Climate Change Creates Conditions That Allow for Disasters Like the Camp Fire

If we don’t change course, more wildfires are inevitable.

Rescue workers search the Paradise Gardens Apartments for victims of the Camp Fire.
Rescue workers search the Paradise Gardens Apartments for victims of the Camp Fire on Friday in Paradise, California. Justin Sullivan/Getty Images

This story was originally published by Grist and has been republished here with permission from Climate Desk.

The Camp Fire, which destroyed the town of Paradise, California, is now the most destructive conflagration to ever hit the state and the deadliest wildfire in modern American history. As of Thursday night, 63 people are known to have died, and 631 are still missing. The last fire this deadly was back in 1918 in Minnesota—before professional firefighting or meteorological science.

“This is the kind of urban conflagration Americans thought they had banished in the early 20th century,” wrote fire historian Stephen Pyne. “It’s like watching measles or polio return.”

Our unnaturally warming climate set the stage for the return of this type of devastating fire. The Camp Fire, and the escalating onslaught of weather emergencies like it, crystallizes the urgency of the climate challenge: Without radical changes, there will be more fire catastrophes like Paradise.

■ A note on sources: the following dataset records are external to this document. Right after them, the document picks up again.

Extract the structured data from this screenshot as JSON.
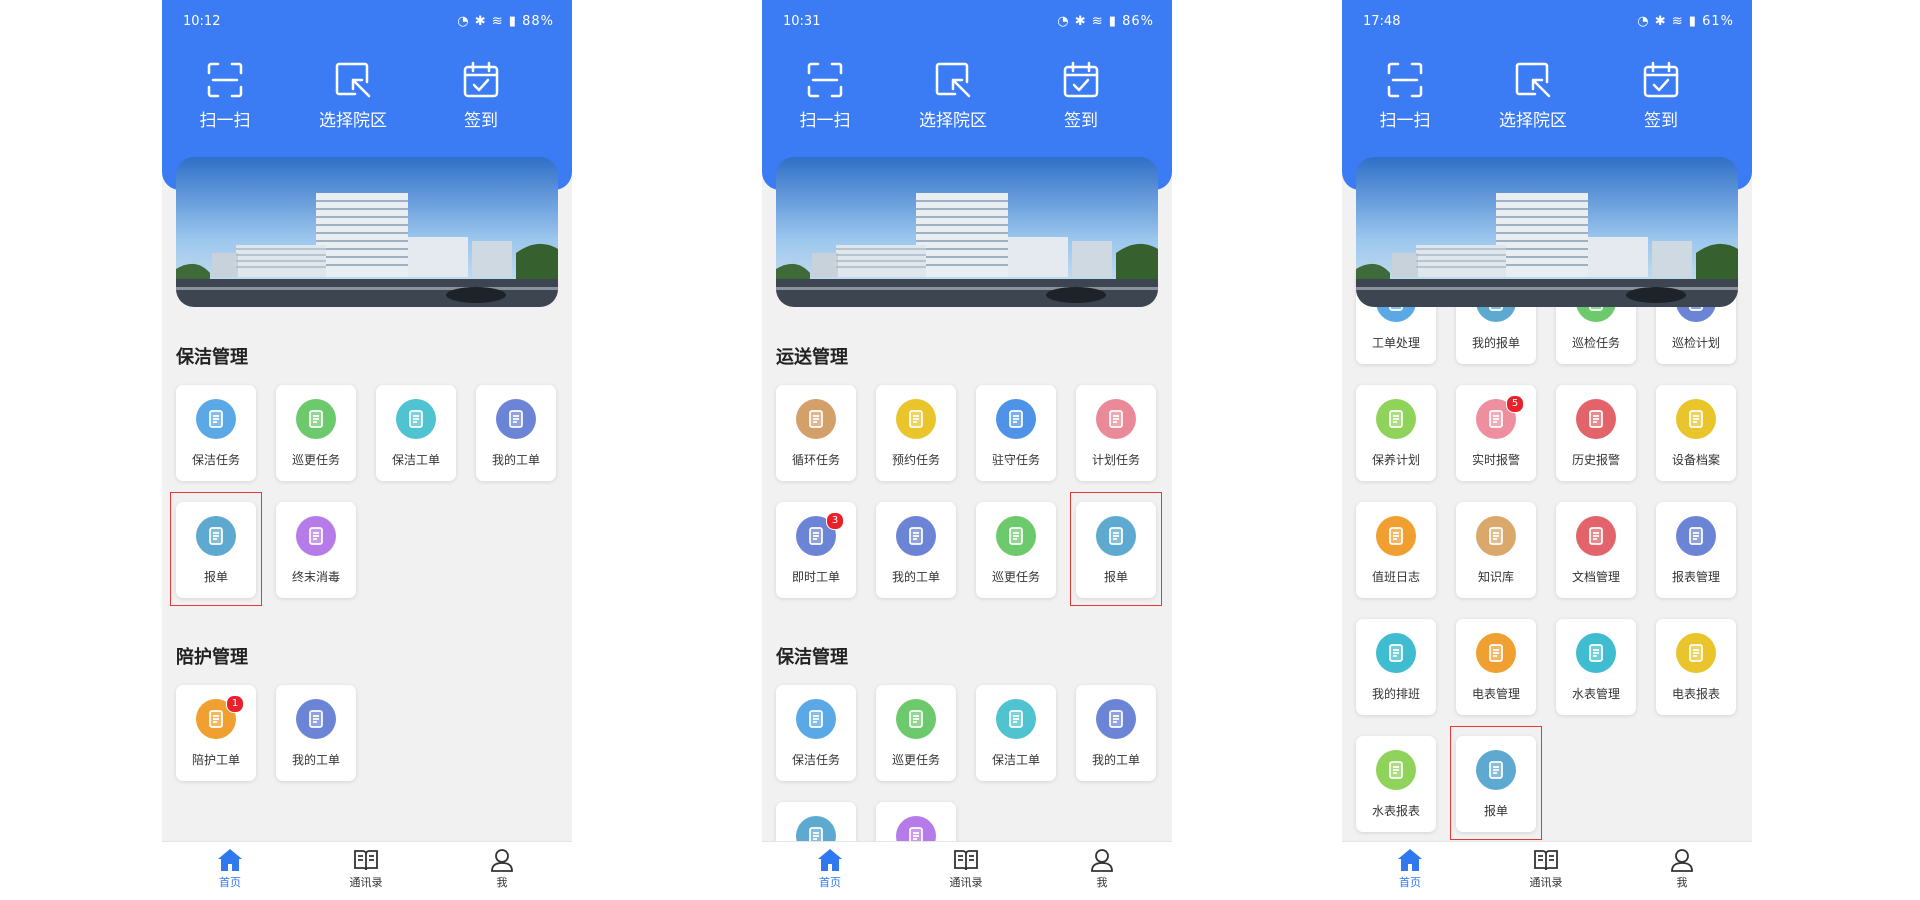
{
  "colors": {
    "primary": "#3b7cf5",
    "badge": "#e8222b",
    "highlight": "#e53935"
  },
  "quick_actions": [
    {
      "label": "扫一扫",
      "icon": "scan-icon"
    },
    {
      "label": "选择院区",
      "icon": "select-area-icon"
    },
    {
      "label": "签到",
      "icon": "checkin-calendar-icon"
    }
  ],
  "tabs": [
    {
      "label": "首页",
      "icon": "home-icon"
    },
    {
      "label": "通讯录",
      "icon": "contacts-book-icon"
    },
    {
      "label": "我",
      "icon": "user-icon"
    }
  ],
  "phones": [
    {
      "status": {
        "time": "10:12",
        "battery": "88%"
      },
      "sections": [
        {
          "title": "保洁管理",
          "items": [
            {
              "label": "保洁任务",
              "icon": "cleaning-task-icon",
              "color": "#5aa9e6"
            },
            {
              "label": "巡更任务",
              "icon": "patrol-task-icon",
              "color": "#6cc96c"
            },
            {
              "label": "保洁工单",
              "icon": "cleaning-order-icon",
              "color": "#4fc3d0"
            },
            {
              "label": "我的工单",
              "icon": "my-order-icon",
              "color": "#6b84d6"
            },
            {
              "label": "报单",
              "icon": "report-icon",
              "color": "#5ea9cf",
              "highlighted": true
            },
            {
              "label": "终末消毒",
              "icon": "disinfect-icon",
              "color": "#b57be8"
            }
          ]
        },
        {
          "title": "陪护管理",
          "items": [
            {
              "label": "陪护工单",
              "icon": "escort-order-icon",
              "color": "#f0a030",
              "badge": "1"
            },
            {
              "label": "我的工单",
              "icon": "my-order-icon",
              "color": "#6b84d6"
            }
          ]
        }
      ]
    },
    {
      "status": {
        "time": "10:31",
        "battery": "86%"
      },
      "sections": [
        {
          "title": "运送管理",
          "items": [
            {
              "label": "循环任务",
              "icon": "cycle-task-icon",
              "color": "#d4a06a"
            },
            {
              "label": "预约任务",
              "icon": "appointment-task-icon",
              "color": "#e9c42a"
            },
            {
              "label": "驻守任务",
              "icon": "guard-task-icon",
              "color": "#4f93e8"
            },
            {
              "label": "计划任务",
              "icon": "plan-task-icon",
              "color": "#ea8a99"
            },
            {
              "label": "即时工单",
              "icon": "instant-order-icon",
              "color": "#6b84d6",
              "badge": "3"
            },
            {
              "label": "我的工单",
              "icon": "my-order-icon",
              "color": "#6b84d6"
            },
            {
              "label": "巡更任务",
              "icon": "patrol-task-icon",
              "color": "#6cc96c"
            },
            {
              "label": "报单",
              "icon": "report-icon",
              "color": "#5ea9cf",
              "highlighted": true
            }
          ]
        },
        {
          "title": "保洁管理",
          "items": [
            {
              "label": "保洁任务",
              "icon": "cleaning-task-icon",
              "color": "#5aa9e6"
            },
            {
              "label": "巡更任务",
              "icon": "patrol-task-icon",
              "color": "#6cc96c"
            },
            {
              "label": "保洁工单",
              "icon": "cleaning-order-icon",
              "color": "#4fc3d0"
            },
            {
              "label": "我的工单",
              "icon": "my-order-icon",
              "color": "#6b84d6"
            },
            {
              "label": "",
              "icon": "report-icon",
              "color": "#5ea9cf"
            },
            {
              "label": "",
              "icon": "disinfect-icon",
              "color": "#b57be8"
            }
          ]
        }
      ]
    },
    {
      "status": {
        "time": "17:48",
        "battery": "61%"
      },
      "sections": [
        {
          "title": "",
          "items": [
            {
              "label": "工单处理",
              "icon": "order-process-icon",
              "color": "#5aa9e6"
            },
            {
              "label": "我的报单",
              "icon": "my-report-icon",
              "color": "#5ea9cf"
            },
            {
              "label": "巡检任务",
              "icon": "inspection-task-icon",
              "color": "#6cc96c"
            },
            {
              "label": "巡检计划",
              "icon": "inspection-plan-icon",
              "color": "#6b84d6"
            },
            {
              "label": "保养计划",
              "icon": "maintenance-plan-icon",
              "color": "#8fd35a"
            },
            {
              "label": "实时报警",
              "icon": "realtime-alarm-icon",
              "color": "#ee8fa0",
              "badge": "5"
            },
            {
              "label": "历史报警",
              "icon": "history-alarm-icon",
              "color": "#e2636a"
            },
            {
              "label": "设备档案",
              "icon": "device-archive-icon",
              "color": "#e9c42a"
            },
            {
              "label": "值班日志",
              "icon": "duty-log-icon",
              "color": "#f0a030"
            },
            {
              "label": "知识库",
              "icon": "knowledge-base-icon",
              "color": "#d9a86a"
            },
            {
              "label": "文档管理",
              "icon": "document-manage-icon",
              "color": "#e2636a"
            },
            {
              "label": "报表管理",
              "icon": "report-manage-icon",
              "color": "#6b84d6"
            },
            {
              "label": "我的排班",
              "icon": "schedule-icon",
              "color": "#3fbcd0"
            },
            {
              "label": "电表管理",
              "icon": "electric-meter-icon",
              "color": "#f0a030"
            },
            {
              "label": "水表管理",
              "icon": "water-meter-icon",
              "color": "#3fbcd0"
            },
            {
              "label": "电表报表",
              "icon": "electric-report-icon",
              "color": "#e9c42a"
            },
            {
              "label": "水表报表",
              "icon": "water-report-icon",
              "color": "#8fd35a"
            },
            {
              "label": "报单",
              "icon": "report-icon",
              "color": "#5ea9cf",
              "highlighted": true
            }
          ]
        }
      ]
    }
  ]
}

According to meteorologist Rob Elvington, the Camp Fire began under atmospheric conditions with “no analog/comparison” in history for the date. Northern California’s vegetation dryness was off the charts—exceeding the 99th percentile for any single day as far back as local records go. “Worse than no rain is negative rain,” wrote Elvington. The air was so dry, it was sucking water out of the land.

That warranted an extremely critical fire weather alert by the National Weather Service, which was really an understatement for the direness of the situation. According to the U.S. Forest Service, fighting a fire in such conditions is almost by definition a losing battle: “Direct attack is rarely possible and may be dangerous, except immediately after ignition. Fires that develop headway in heavy slash or in conifer stands may be unmanageable while the extreme burning condition lasts.”

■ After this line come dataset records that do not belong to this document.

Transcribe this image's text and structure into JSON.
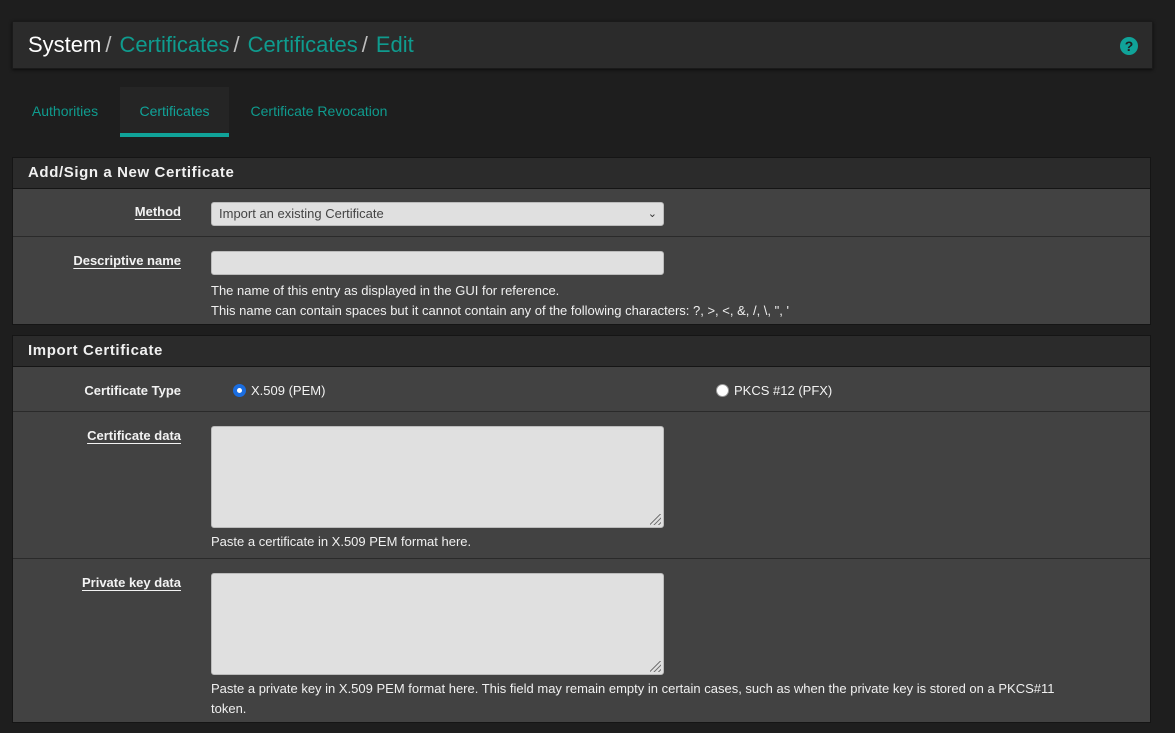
{
  "breadcrumb": {
    "system": "System",
    "sep": "/",
    "certificates_1": "Certificates",
    "certificates_2": "Certificates",
    "edit": "Edit"
  },
  "help_icon": "question-circle-icon",
  "tabs": [
    {
      "label": "Authorities",
      "active": false
    },
    {
      "label": "Certificates",
      "active": true
    },
    {
      "label": "Certificate Revocation",
      "active": false
    }
  ],
  "add_sign": {
    "heading": "Add/Sign a New Certificate",
    "method_label": "Method",
    "method_value": "Import an existing Certificate",
    "descr_label": "Descriptive name",
    "descr_value": "",
    "descr_help_1": "The name of this entry as displayed in the GUI for reference.",
    "descr_help_2": "This name can contain spaces but it cannot contain any of the following characters: ?, >, <, &, /, \\, \", '"
  },
  "import": {
    "heading": "Import Certificate",
    "type_label": "Certificate Type",
    "type_options": [
      {
        "label": "X.509 (PEM)",
        "checked": true
      },
      {
        "label": "PKCS #12 (PFX)",
        "checked": false
      }
    ],
    "cert_label": "Certificate data",
    "cert_value": "",
    "cert_help": "Paste a certificate in X.509 PEM format here.",
    "key_label": "Private key data",
    "key_value": "",
    "key_help_1": "Paste a private key in X.509 PEM format here. This field may remain empty in certain cases, such as when the private key is stored on a PKCS#11",
    "key_help_2": "token."
  },
  "colors": {
    "accent": "#10a399",
    "link": "#0f9b8e",
    "panel": "#424242",
    "heading": "#2b2b2b",
    "radio_checked": "#1a6de0"
  }
}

“The #CampFire burned so hot that it cremated people in their homes and cars,” wrote Lizzie Johnson, a San Francisco Chronicle reporter embedded with one of the area’s cadaver search and rescue teams who has been candid about her experience. “There are some things you can’t unsee while reporting.”

Fire disasters on a scale recently considered inconceivable now appear to be inevitable. Six of the 10 most-destructive wildfires in California history have ignited in the past three years. In a little more than a year, two other California towns (Redding and Santa Rosa) have been similarly devastated by fires. As long as we continue on a business-as-usual path, it’s a matter of where, not when, another California town will be erased from the map.

Like the Camp Fire, future fire catastrophes are inescapable—on our current path. It may take generations for California’s forests to adapt to the warming and drying climate. Nearly every square mile of the state’s forests may need to burn for that to happen—for new life to emerge and for new tree species to migrate northward toward new water sources and cooler air.

We can’t continue on as if the fate of Paradise was just a fluke. By failing to take appropriate action on climate change, we are actively choosing to create the ideal conditions for future unfightable fires. The fact that millions of people around the world are being subjected to increasingly extreme weather is a choice we make every day.

We know the kinds of bold, radical plans that scientists say are now necessary to steer the world toward a safer future—including remaking the American economy to rapidly reduce emissions immediately. We have the money, the time, and the knowledge to implement them. Future fires are a given, but we can avoid future tragedies at the level of Paradise. It’s our choice whether these fires become a cautionary tale or the new normal. It doesn’t have to be this way.